Different wheat cultivars have their individual defense response to heavy metal stress, exploring which is beneficial to using targeted and effective agronomic practice to reduce cadmium (Cd) accumulation in plants. Our previous study shows Cd concentration is higher in the Cd-tolerant cultivar Bainong 160 than the sensitive one Pingan 8. In this experiment, Bainong 160 showed stronger Cd uptake capacity and lower Cd translocation than Pingan 8, leading to its higher Cd concentration in roots and shoots, as verified by both dose- and time-dependent experiments. This study aims at exploring the factors underpinning Cd resistance and accumulation in wheat, and whether there is an interaction between them.

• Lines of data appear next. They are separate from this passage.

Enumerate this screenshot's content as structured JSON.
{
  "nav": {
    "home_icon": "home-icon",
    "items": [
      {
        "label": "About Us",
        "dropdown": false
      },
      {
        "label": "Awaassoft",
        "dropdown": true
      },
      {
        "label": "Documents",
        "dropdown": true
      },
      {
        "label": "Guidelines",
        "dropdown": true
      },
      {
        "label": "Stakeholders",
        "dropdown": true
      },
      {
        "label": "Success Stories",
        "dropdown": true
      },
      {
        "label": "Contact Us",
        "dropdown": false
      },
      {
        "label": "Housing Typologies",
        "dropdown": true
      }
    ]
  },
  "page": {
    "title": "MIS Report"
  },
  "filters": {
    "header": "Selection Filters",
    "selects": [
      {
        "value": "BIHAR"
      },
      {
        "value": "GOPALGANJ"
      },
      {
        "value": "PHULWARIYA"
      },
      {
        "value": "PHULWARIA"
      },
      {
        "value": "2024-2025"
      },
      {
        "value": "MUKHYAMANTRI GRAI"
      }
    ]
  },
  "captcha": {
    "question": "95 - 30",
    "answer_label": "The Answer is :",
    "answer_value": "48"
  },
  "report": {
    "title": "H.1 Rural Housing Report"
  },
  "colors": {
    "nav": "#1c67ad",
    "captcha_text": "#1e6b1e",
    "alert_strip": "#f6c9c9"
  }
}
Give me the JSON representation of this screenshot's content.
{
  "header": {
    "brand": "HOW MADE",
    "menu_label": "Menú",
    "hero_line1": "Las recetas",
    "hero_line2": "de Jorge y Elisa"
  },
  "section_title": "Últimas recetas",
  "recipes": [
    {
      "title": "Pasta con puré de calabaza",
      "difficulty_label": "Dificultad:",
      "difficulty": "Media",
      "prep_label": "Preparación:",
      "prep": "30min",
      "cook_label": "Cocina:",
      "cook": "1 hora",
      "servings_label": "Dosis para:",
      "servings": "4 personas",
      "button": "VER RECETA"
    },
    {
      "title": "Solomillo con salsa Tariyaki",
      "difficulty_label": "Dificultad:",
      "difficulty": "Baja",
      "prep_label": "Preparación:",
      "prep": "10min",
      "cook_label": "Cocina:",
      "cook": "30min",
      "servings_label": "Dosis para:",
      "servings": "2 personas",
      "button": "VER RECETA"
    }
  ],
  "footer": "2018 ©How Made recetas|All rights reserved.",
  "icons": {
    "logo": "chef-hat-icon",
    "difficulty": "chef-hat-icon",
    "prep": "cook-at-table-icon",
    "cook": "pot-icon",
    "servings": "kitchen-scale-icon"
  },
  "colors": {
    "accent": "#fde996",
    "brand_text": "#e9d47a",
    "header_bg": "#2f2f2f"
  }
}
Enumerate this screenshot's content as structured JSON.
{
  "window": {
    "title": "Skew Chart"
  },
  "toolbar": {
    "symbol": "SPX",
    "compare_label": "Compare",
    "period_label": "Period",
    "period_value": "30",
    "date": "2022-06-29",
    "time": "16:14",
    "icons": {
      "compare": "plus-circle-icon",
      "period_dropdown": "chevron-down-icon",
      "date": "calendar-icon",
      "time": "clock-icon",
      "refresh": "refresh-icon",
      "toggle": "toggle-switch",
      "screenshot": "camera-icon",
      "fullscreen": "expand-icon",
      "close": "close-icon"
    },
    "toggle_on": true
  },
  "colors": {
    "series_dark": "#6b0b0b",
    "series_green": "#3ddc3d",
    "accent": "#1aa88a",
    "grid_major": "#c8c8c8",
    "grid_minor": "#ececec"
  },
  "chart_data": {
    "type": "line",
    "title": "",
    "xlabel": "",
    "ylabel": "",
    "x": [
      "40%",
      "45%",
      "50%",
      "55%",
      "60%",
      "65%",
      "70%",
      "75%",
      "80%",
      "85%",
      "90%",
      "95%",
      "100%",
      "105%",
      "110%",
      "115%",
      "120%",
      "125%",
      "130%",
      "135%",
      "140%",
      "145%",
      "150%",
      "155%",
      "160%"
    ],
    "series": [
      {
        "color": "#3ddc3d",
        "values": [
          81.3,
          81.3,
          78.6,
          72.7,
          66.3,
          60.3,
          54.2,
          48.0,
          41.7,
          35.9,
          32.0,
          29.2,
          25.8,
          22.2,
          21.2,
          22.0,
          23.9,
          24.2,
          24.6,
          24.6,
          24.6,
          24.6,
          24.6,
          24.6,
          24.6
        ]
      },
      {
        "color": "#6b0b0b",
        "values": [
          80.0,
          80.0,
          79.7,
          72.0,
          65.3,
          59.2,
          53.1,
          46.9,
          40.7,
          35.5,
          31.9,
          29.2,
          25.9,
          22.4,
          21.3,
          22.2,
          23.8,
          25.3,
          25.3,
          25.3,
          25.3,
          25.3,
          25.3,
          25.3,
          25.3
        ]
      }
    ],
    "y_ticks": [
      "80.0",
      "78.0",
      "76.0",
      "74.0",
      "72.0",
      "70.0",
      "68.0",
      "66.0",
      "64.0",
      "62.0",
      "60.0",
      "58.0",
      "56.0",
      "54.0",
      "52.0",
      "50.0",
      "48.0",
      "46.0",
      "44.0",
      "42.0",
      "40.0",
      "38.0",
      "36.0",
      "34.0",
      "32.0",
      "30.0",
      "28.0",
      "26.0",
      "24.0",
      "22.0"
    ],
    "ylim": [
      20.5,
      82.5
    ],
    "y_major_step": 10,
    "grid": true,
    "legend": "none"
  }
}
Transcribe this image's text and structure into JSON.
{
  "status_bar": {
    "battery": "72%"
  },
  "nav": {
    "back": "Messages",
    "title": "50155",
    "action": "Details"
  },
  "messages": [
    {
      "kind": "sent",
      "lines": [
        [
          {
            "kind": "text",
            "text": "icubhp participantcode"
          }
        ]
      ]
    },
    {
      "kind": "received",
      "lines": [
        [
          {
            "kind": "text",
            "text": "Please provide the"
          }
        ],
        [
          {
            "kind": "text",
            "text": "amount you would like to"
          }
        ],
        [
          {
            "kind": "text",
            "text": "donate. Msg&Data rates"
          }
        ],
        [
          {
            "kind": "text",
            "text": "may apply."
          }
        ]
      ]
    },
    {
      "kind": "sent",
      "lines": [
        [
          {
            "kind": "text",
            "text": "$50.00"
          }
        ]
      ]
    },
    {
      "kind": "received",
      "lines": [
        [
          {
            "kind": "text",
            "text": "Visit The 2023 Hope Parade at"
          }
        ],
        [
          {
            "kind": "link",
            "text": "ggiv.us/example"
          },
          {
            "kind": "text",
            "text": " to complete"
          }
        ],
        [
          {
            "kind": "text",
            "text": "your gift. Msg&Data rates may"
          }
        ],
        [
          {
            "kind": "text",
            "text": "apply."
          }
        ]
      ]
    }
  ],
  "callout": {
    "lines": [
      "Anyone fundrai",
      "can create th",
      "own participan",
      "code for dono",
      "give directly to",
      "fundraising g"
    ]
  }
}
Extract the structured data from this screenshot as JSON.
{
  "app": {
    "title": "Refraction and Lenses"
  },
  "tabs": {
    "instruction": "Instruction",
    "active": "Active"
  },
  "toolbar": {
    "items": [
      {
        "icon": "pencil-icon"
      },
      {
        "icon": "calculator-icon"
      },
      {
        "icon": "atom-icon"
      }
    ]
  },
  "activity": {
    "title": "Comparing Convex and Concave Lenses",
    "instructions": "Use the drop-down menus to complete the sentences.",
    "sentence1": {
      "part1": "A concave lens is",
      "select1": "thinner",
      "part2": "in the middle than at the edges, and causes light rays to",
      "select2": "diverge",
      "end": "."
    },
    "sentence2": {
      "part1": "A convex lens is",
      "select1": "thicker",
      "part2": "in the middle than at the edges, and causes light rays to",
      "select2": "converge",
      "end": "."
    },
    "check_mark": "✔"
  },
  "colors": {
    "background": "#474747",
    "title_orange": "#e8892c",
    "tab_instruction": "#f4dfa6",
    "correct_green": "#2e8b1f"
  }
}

There was a positive correlation between Cd distribution in organelle and H2O2 concentration in both shoot (r = 0.7) and root (r = 0.94**), suggesting that the less Cd distribution in organelle of Bainong 160 contributes to its lower H2O2 concentration than Pingan 8. For Pingan 8, lower expression of TaNramp6 and Cd-induced programmed cell death in cortex lead to its weaker Cd uptake capacity; while for Bainong 160, there are stronger positive cellular responses to Cd stress, including severe lignification in cortex cell, casparian strip formation, increment of both GSH and phytochelatins, and significant increased expression of TaHMA3 and repressed expression of TaHMA2, which together result in its stronger Cd retention in root and so as to inhibit Cd root-to-shoot transfer. Correlation analysis shows most of these reactions are associated with H2O2 concentration. In conclusion, Cd stress induced higher H2O2 concentration in sensitive cultivar Pingan 8 than tolerant one Bainong 160. The excessive H2O2-associated passive reaction in sensitive cultivar caused its lower Cd uptake ability, and moderate H2O2-induced stronger active response in tolerant cultivar, promoting Cd retention in root.